"Un thésard en sciences qui ne parle pas anglais n’a absolument aucune chance, la quasi-totalité des communications (hors mathématiques) se faisant en anglais, même les revues scientifiques à comité éditorial français sont presque toutes anglophones. Je rappelle que le but d’une communication scientifique est de transmettre des données et des conséquences à l’ensemble du monde, pas à la vingtaine de personnes en France qui travaillent sur le même sujet que toi."

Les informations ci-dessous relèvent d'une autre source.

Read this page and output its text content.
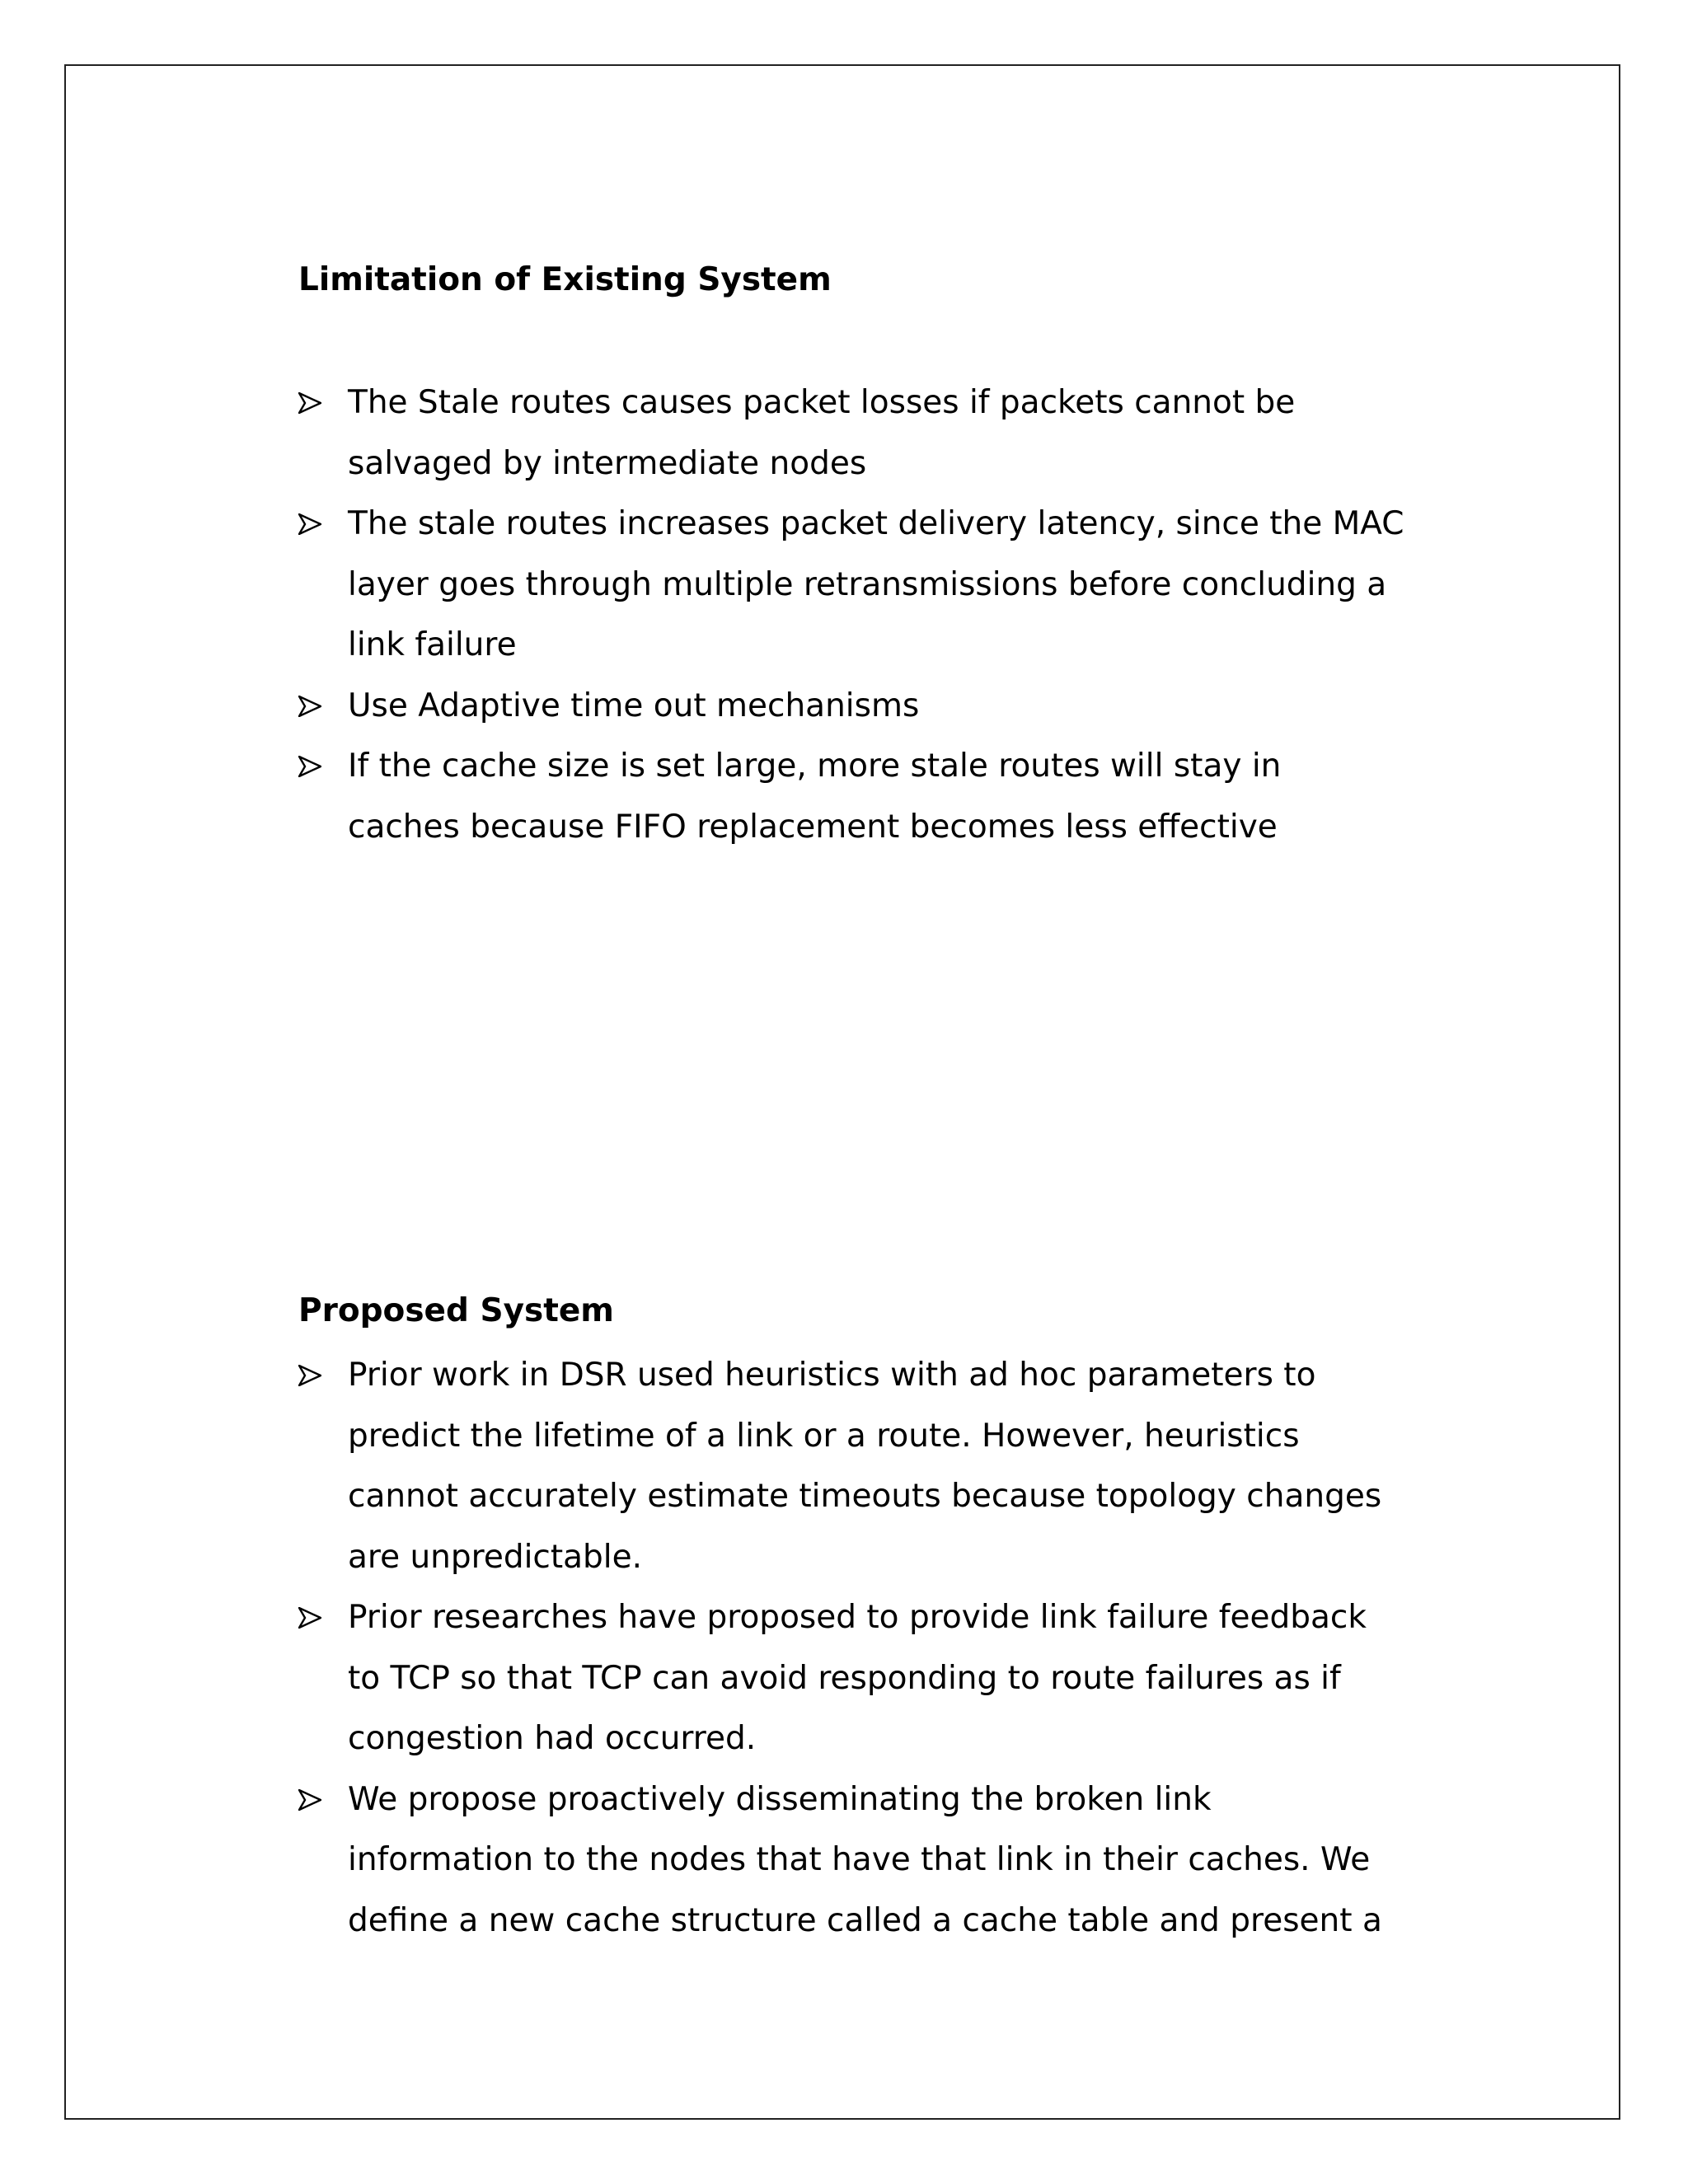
Limitation of Existing System
The Stale routes causes packet losses if packets cannot be
salvaged by intermediate nodes
The stale routes increases packet delivery latency, since the MAC
layer goes through multiple retransmissions before concluding a
link failure
Use Adaptive time out mechanisms
If the cache size is set large, more stale routes will stay in
caches because FIFO replacement becomes less effective
Proposed System
Prior work in DSR used heuristics with ad hoc parameters to
predict the lifetime of a link or a route. However, heuristics
cannot accurately estimate timeouts because topology changes
are unpredictable.
Prior researches have proposed to provide link failure feedback
to TCP so that TCP can avoid responding to route failures as if
congestion had occurred.
We propose proactively disseminating the broken link
information to the nodes that have that link in their caches. We
define a new cache structure called a cache table and present a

Complètement faux. Entre rédiger un article ou faire une présentation dans mon sabir de géochimiste international et parler anglais, il y a un monde. Gros amateur de littérature anglaise, j’ai dû apprendre au contraire à limiter mon vocabulaire, à utiliser des structures moins propres à l’anglais (moins idiomatiques), et j’en passe. Entre l’anglais appris (que ce soit à l’école ou (pour moi) entre les séjours à l’étranger et les piles de bouquins et de VHS) et le globish pratiqué dans les labos, dans les conférences et dans les revues scientifiques, il y a plus qu’un monde...
J’arrive pas à concevoir comment on peut être incapable de faire une règle de 3, pour peu qu’on fasse ses courses. D’accord c’est facile de lire le "prix au kilo", menfin la vision du poids et du prix net font de toute façon faire la gymnastique !
Ça me rapelle une amie infirmière m’affirmant qu’elle était incapable de faire une règle de trois, alors qu’elle faisait tous les jours les calculs nécessaires à l’ajustement de la dose de certains médicaments au poids du patient...
J’ai ça (http://www.quackwatch.com/01QuackeryRelatedTopics/mercury.html) lu en diagonale ya quelques temps quand j’ai commencé à maniper du mercure dans le cadre de ma thèse. L’article est de peu de valeur, mais la liste de références est intéressante.
@ dalat : je trouve exagéré le commentaire auquel vous réagissez, cependant le pouvoir de nuisance de la Corée du Nord en dehors de ses frontières est quasi-nul. On ne dira pas la même chose des deux autres pays.